ISSUE FOUR: EVIDENCE OF ATTORNEYS' FEES
In their fourth issue, the Levines claim that the law firms presented no evidence that the attorneys' fees claimed pursuant to the fee agreement were "reasonable and necessary." Specifically, they contend that the law firms' claim for the attorneys' fees was not supported by a written instrument, was unliquidated, and required presentation of evidence to the trial court at a hearing. The law firms argue that there was no need for evidence of "reasonable and necessary" because the Levines defaulted. We agree with the law firms.
The Levines do not complain of the attorneys' fees claimed for prosecuting the underlying case.
A no-answer default judgment operates as an admission of material facts alleged in the plaintiff's petition except for unliquidated damages. Novosad v. Cunningham, 38 S.W.3d 767, 773 (Tex.App.-Houston [14th Dist.] 2001, no pet.). "Unliquidated damages" are damages that cannot be accurately calculated from the factual allegations in the petition or from the attached instruments. Atwood v. B R Sup. Equip. Co., 52 S.W.3d 265, 268 (Tex.App.-Corpus Christi 2001, no pet.). As we discussed above, the law firms' claims were liquidated and proved by an instrument in writing. See Tex. R. Civ. P. 241.
The essential elements to prove a sworn account are: (1) there was a sale and delivery of merchandise or performance of services; (2) the amount of the account was just, that is, the prices were either charged in accordance with an agreement or in accordance with the usual, customary, and reasonable prices for that merchandise or service; and (3) the amount is unpaid. Adams v. H H Meat Prods. Inc., 41 S.W.3d 762, 773 (Tex.App.-Corpus Christi 2001, no pet.). Here, regarding the "justness" element of their sworn account claim, the law firms pleaded that the fees were earned under a written contract and specifically detailed the contracted rates and amounts due and owing. The Levines admitted these facts by their default. This admission therefore obviated the need for further evidence.
Accordingly, we overrule the Levines' fourth issue.
ISSUE FIVE: JURISDICTION
In their fifth issue, the Levines contend that the trial court erred when it failed to dismiss the law firms' claim for a contingent fee in the Madison County litigation for want of jurisdiction. We disagree.

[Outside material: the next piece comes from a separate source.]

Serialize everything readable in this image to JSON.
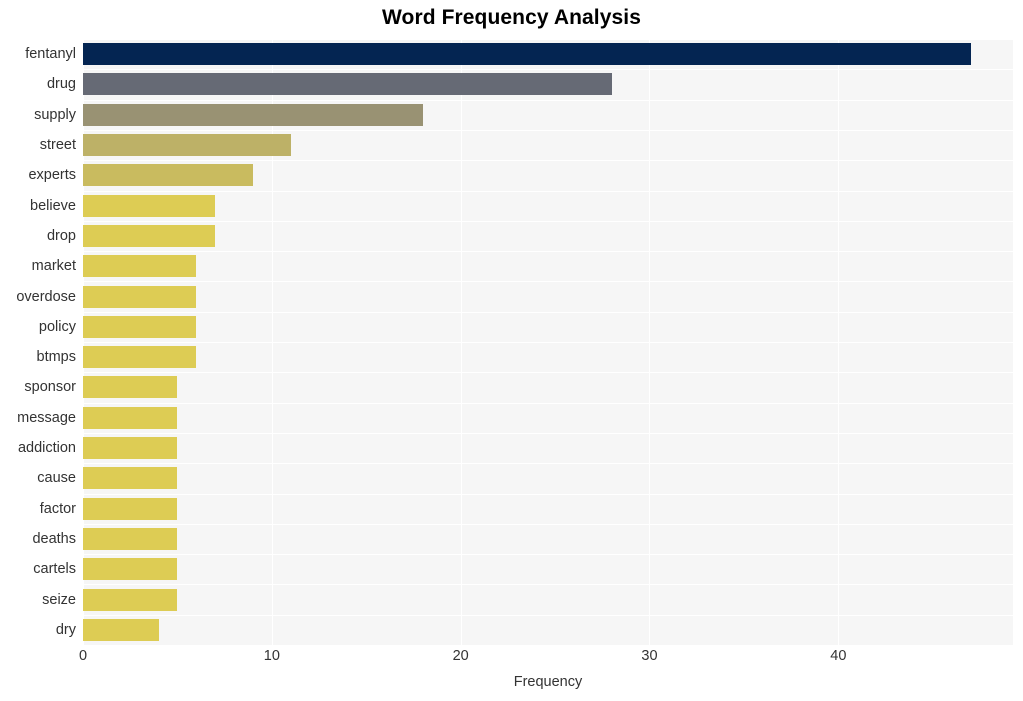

In Defendants' Supplement to Previous Motions to Vacate and Set Aside Default Judgment and for New Trial, and Alternatively, Motion to Dismiss Plaintiffs' Contingent Fee Claim, the Levines argued that the trial court did not have subject matter jurisdiction over the contingent fee because the issue was not ripe. The ripeness doctrine involves a determination of whether a dispute has matured to a point that warrants judicial intervention, and its central concern is whether the case involves uncertain or contingent future events that may not occur as anticipated or may not occur at all. Perry v. Del Rio, 66 S.W.3d 239, 249 (Tex. 2001). If a plaintiff's injury is not concrete and depends upon contingent or hypothetical facts, the trial court does not have jurisdiction to hear the dispute. Waco Indep. Sch. Dist. v. Gibson, 22 S.W.3d 849, 851-52 (Tex. 2000).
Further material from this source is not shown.